Éste era el cuarto año de sus venidas al balneario. Para mí ha sido una sorpresa que no fuera norteamericana, porque parecía el tópico mismo de esas viejas ricas norteamericanas que se niegan a envejecer.

—A mí se me llena la cabeza de imágenes rotas, señor Molinas. Con el tiempo se recomponen y aparecen escenas completas que unas veces sirven y otras no. Pero tengo dos fragmentos que me obsesionan: esa regañina en ruso de madame Fedorovna a mistress Simpson y esa misteriosa aparición de mistress Simpson en la puerta del viejo balneario la noche de la expedición militar del coronel Villavicencio.

—La primera escena es chocante, lo reconozco. La segunda, no. Podía estar paseando.

—Salía del pabellón.

—Imposible. El pabellón se cierra a las seis en punto de la tarde, en cuanto se va el último masajista.

—Si usted tuviera que dar una explicación a lo que está ocurriendo, ¿cuál sería?

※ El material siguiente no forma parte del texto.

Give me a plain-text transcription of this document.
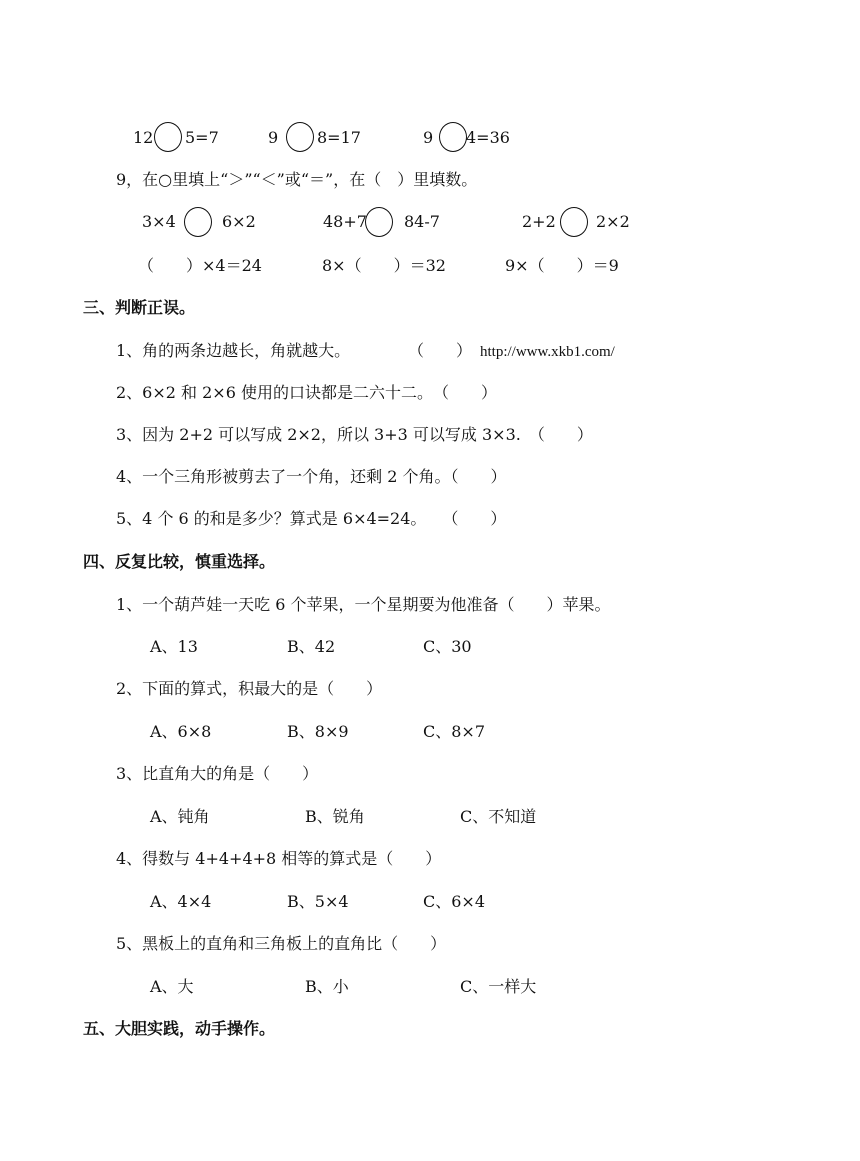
12 5=7	9 8=17	9 4=36
9，在○里填上“＞”“＜”或“＝”，在（　）里填数。
3×4	6×2	48+7 84-7	2+2	2×2
（　　）×4＝24	8×（　　）＝32	9×（　　）＝9
三、判断正误。
1、角的两条边越长，角就越大。	（　　） http://www.xkb1.com/
2、6×2 和 2×6 使用的口诀都是二六十二。　（　　）
3、因为 2+2 可以写成 2×2，所以 3+3 可以写成 3×3.　（　　）
4、一个三角形被剪去了一个角，还剩 2 个角。（　　）
5、4 个 6 的和是多少？算式是 6×4=24。　　（　　）
四、反复比较，慎重选择。
1、一个葫芦娃一天吃 6 个苹果，一个星期要为他准备（　　）苹果。
A、13	B、42	C、30
2、下面的算式，积最大的是（　　）
A、6×8	B、8×9	C、8×7
3、比直角大的角是（　　）
A、钝角	B、锐角	C、不知道
4、得数与 4+4+4+8 相等的算式是（　　）
A、4×4	B、5×4	C、6×4
5、黑板上的直角和三角板上的直角比（　　）
A、大	B、小	C、一样大
五、大胆实践，动手操作。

—Un maniático. Un sádico. Un loco autocontrolado. No hay otra explicación.

—No habría otra explicación si la muerte fuera el único nexo entre las víctimas. Pero ahí está ese diálogo airado en ruso entre las dos mujeres y otro dato importante: Frisch. Karl Frisch se empeñó en salir del balneario. Quería salir del balneario e hizo todos los números para conseguirlo. Nada más llegar a Bolinches fue asesinado. ¿Le siguió el mismo loco matarife que está por aquí dentro suelto?

—Me va a estallar la cabeza. No es mi oficio. Para eso están usted o el inspector. Aunque al inspector me parece que le va grande la cosa.

—Es un especialista en drogadictos. Es feliz deteniendo drogadictos. El resto de la humanidad le tiene sin cuidado. Hay cazadores de conejos que jamás disparan a las perdices.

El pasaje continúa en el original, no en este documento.